His books, usually, hit the top of sales for theoretic, dense essays in Brazil (about 40,000 copies each, along the years).
He has also written three books directed to a younger audience, with a didactic slant; these books sold about 200,000 copies.
His 20 most serious, adult-oriented books have sold about 400,000 in all these years.
For instance, his most recent book — Evil, Good and Beyond has sold 24,000 copies in 24 months, and is still going strong, sales-wise.
His book about freedom hit 40,000 copies. The one about male psychology and one about selfishness, and yet other about love and loneliness, are among his most popular books.
Another recent book about the art of living well (this one was conceived and published in a different format, shorter and straighter to the point, in order to reach a more “popular” audience), sold 40,000 copies in 18 months. It has been translated to English, as well, and has been published in Italy already. Its rights have been sold to Spanish speaking countries, as well to the Middle East. A french editor is also currently negotiating the rights.
Sought after lecturer, he travels all over Brazil to attend conferences and meetings. He is also a frequent guest at the top-rated, most respected talk shows in Brazilian TV. Currently, he hosts a weekly talk show at the most prestigious radio network in Brazil.
His practice, however, remains his main activity. His passion for his work as a therapist has not diminished, not even against his activities as an author and lecturer.

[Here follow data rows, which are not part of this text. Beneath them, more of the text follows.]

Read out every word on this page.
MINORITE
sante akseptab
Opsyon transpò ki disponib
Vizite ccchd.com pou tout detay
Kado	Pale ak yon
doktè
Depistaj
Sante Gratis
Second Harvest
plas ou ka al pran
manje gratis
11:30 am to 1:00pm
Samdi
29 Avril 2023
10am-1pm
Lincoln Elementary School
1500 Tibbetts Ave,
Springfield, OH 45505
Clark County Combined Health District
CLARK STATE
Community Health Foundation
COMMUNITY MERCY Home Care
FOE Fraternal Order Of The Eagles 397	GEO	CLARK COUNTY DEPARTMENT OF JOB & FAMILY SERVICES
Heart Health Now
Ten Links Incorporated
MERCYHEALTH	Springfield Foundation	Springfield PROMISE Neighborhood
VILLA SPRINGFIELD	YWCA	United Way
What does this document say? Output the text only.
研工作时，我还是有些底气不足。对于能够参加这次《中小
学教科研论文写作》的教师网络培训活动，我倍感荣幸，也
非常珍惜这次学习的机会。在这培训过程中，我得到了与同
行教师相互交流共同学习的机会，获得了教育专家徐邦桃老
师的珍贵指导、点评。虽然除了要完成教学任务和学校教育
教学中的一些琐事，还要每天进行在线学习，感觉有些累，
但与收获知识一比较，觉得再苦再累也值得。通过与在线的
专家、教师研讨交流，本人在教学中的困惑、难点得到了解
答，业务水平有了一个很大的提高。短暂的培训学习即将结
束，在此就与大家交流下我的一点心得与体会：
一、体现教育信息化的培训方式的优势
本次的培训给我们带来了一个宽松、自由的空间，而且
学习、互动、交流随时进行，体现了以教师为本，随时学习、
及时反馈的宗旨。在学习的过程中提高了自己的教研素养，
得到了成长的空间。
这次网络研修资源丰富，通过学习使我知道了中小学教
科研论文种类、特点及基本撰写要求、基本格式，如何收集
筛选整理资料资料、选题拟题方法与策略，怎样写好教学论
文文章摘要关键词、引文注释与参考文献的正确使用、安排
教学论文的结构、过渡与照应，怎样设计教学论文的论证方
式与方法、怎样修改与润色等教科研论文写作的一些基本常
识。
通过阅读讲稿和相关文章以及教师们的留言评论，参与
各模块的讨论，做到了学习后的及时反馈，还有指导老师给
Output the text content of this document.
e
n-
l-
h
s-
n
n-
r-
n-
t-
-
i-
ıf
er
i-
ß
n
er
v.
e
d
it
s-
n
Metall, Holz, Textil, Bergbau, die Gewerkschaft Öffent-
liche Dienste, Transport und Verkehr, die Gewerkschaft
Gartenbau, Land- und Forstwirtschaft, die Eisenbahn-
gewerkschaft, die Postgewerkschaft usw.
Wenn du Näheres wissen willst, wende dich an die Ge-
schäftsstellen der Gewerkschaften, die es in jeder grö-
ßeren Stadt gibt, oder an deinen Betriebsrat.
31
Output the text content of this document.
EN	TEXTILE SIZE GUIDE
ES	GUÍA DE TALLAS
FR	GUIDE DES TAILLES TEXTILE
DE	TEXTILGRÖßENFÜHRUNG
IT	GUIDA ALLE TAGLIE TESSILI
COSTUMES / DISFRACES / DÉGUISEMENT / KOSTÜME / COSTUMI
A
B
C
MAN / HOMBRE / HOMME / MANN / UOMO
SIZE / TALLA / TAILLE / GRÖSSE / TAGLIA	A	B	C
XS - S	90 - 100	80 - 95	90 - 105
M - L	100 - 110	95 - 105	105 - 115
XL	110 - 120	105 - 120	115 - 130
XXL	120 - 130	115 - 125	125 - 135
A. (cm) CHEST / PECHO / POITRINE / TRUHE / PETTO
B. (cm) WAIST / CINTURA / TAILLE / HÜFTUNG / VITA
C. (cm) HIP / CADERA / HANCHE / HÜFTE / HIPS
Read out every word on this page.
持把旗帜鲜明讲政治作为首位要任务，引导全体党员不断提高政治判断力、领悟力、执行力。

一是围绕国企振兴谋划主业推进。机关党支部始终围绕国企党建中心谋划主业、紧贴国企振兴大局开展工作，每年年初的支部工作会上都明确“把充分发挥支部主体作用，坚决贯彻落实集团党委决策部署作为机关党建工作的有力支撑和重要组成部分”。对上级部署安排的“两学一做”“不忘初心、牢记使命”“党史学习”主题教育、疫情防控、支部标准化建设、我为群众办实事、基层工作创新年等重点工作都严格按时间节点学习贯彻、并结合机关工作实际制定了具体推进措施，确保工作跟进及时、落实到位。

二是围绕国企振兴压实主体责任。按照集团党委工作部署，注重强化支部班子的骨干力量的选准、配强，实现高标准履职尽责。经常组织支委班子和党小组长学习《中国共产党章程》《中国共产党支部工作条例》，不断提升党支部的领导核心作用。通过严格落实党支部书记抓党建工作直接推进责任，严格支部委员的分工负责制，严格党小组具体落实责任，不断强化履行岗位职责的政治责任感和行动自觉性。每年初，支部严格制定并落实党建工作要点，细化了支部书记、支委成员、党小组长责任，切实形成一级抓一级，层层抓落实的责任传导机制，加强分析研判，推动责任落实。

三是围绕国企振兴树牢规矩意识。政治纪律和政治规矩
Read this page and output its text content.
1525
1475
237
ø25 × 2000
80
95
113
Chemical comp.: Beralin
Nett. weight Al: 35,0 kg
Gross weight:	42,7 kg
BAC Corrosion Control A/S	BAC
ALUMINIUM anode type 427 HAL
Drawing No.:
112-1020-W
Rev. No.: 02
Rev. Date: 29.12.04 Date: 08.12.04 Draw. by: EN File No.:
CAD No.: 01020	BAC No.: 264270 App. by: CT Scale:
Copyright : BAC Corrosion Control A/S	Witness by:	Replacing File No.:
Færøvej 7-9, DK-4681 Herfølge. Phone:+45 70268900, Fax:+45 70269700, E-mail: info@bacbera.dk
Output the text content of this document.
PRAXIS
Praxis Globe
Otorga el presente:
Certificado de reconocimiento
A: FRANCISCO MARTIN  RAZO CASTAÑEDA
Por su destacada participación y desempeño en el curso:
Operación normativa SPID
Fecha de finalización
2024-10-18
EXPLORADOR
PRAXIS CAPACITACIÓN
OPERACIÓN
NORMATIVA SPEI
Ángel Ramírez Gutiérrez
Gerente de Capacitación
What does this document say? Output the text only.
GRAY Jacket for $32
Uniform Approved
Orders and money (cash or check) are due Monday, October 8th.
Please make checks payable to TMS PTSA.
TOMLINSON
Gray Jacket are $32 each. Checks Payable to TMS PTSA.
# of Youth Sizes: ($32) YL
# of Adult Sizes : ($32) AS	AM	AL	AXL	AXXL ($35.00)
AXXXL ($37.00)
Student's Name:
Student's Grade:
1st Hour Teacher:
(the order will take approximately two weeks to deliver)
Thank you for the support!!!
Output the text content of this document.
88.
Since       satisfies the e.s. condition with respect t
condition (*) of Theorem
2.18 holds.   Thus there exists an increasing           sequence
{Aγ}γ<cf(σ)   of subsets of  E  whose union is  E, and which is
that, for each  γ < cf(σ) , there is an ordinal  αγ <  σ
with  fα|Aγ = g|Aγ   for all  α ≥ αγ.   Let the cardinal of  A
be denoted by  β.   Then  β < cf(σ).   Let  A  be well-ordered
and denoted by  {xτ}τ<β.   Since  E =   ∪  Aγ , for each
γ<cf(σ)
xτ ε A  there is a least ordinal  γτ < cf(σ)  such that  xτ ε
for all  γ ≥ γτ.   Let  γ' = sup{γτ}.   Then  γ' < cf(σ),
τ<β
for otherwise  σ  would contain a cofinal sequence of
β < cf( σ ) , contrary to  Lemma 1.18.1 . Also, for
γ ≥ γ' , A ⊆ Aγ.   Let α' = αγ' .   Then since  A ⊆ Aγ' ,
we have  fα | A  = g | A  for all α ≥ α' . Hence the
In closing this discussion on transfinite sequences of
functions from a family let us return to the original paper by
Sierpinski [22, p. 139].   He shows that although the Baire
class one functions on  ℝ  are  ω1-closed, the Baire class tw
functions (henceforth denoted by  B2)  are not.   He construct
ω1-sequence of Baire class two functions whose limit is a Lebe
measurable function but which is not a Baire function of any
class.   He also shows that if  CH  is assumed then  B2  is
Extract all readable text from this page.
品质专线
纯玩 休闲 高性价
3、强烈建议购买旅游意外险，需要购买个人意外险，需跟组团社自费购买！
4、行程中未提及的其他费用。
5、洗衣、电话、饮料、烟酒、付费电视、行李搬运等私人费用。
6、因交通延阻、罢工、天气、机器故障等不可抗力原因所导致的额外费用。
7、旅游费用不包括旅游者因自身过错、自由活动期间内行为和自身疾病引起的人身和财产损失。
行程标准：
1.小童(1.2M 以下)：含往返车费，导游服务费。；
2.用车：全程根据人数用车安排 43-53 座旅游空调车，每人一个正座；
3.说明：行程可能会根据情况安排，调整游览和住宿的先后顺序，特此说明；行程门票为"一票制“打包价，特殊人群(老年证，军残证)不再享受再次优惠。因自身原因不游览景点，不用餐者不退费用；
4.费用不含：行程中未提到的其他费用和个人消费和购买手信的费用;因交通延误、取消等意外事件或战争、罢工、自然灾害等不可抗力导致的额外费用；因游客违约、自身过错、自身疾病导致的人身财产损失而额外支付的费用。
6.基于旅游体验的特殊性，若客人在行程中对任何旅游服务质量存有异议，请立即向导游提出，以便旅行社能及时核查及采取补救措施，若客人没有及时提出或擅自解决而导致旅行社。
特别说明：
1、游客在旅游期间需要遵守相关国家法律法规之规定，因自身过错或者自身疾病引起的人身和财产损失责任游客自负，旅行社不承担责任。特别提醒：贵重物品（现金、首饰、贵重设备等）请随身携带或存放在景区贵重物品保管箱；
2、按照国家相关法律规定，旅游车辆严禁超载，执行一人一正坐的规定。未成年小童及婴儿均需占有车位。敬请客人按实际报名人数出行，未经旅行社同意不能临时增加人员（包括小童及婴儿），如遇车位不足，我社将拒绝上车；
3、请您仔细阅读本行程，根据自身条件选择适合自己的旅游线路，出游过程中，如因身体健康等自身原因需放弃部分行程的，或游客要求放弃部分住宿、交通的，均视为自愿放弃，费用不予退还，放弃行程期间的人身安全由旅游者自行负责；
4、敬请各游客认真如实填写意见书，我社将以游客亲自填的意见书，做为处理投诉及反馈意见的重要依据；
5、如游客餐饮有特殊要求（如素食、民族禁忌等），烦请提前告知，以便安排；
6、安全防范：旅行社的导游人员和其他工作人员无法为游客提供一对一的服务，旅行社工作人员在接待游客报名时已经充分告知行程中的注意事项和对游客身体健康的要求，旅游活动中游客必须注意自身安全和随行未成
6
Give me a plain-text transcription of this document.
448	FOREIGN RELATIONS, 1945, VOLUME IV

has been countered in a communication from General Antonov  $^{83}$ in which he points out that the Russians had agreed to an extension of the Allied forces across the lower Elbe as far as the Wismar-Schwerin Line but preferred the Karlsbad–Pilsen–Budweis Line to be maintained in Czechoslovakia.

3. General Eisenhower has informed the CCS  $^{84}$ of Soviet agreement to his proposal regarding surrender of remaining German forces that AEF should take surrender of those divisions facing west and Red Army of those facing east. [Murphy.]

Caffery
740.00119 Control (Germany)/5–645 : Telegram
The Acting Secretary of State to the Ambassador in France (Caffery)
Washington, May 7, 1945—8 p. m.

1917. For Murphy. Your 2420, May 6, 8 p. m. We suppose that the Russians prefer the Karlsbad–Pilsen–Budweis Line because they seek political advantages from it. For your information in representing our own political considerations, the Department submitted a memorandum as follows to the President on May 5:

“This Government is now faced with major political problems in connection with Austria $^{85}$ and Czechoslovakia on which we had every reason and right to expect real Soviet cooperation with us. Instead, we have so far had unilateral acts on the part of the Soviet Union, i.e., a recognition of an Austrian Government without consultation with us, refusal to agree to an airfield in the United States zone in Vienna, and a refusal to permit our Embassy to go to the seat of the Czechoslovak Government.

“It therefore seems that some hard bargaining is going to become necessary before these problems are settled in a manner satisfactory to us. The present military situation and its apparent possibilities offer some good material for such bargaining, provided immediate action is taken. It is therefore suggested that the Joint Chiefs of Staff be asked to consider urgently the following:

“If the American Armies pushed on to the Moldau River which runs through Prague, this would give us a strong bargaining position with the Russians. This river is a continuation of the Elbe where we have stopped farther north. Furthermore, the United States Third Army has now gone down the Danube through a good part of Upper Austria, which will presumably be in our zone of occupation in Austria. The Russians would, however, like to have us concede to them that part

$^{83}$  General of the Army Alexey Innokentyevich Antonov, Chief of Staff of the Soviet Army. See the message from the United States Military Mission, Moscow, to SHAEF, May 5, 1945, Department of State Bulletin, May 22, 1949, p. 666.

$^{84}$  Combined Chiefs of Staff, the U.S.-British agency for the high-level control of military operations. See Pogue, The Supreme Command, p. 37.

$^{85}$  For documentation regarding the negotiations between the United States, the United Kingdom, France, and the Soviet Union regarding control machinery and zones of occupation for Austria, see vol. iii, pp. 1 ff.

After, his practice is, and always has been, his main source of learning about human nature. However, this does not mean he is not equally talented as a lecturer, writer and divulger of his thoughts.
Among his most important ideas that structure his life’s work, we have:
1. A clear separation between love and sex;
2. A deeper analysis of Freud’s reflections about the importance of the differences in male and female sexuality;
3. criticism to the psychoanalytical concept of narcissism, and his personal reflections on vanity;
4. the importance of love connections between people who have similar qualities, instead of believing opposites suit each other;
5. developing, from his initial reflections on Freudian thinking, his studies of the differences between men and women, and vanity in our social life: sexuality is associated more to aggression than to love;
6. studies on a human will for self-destruction, related to a phobia of happiness, which would be responsible, among other things, for superstitions;
7. A criticism of the traditional set of values; hr very clearly and courageously sees both selfish and generous personas as flawed; Selfishness exists only when juxtaposed against overt generosity (or goodness); however, a search for fairness could be the answer for both social and individual relationship problems.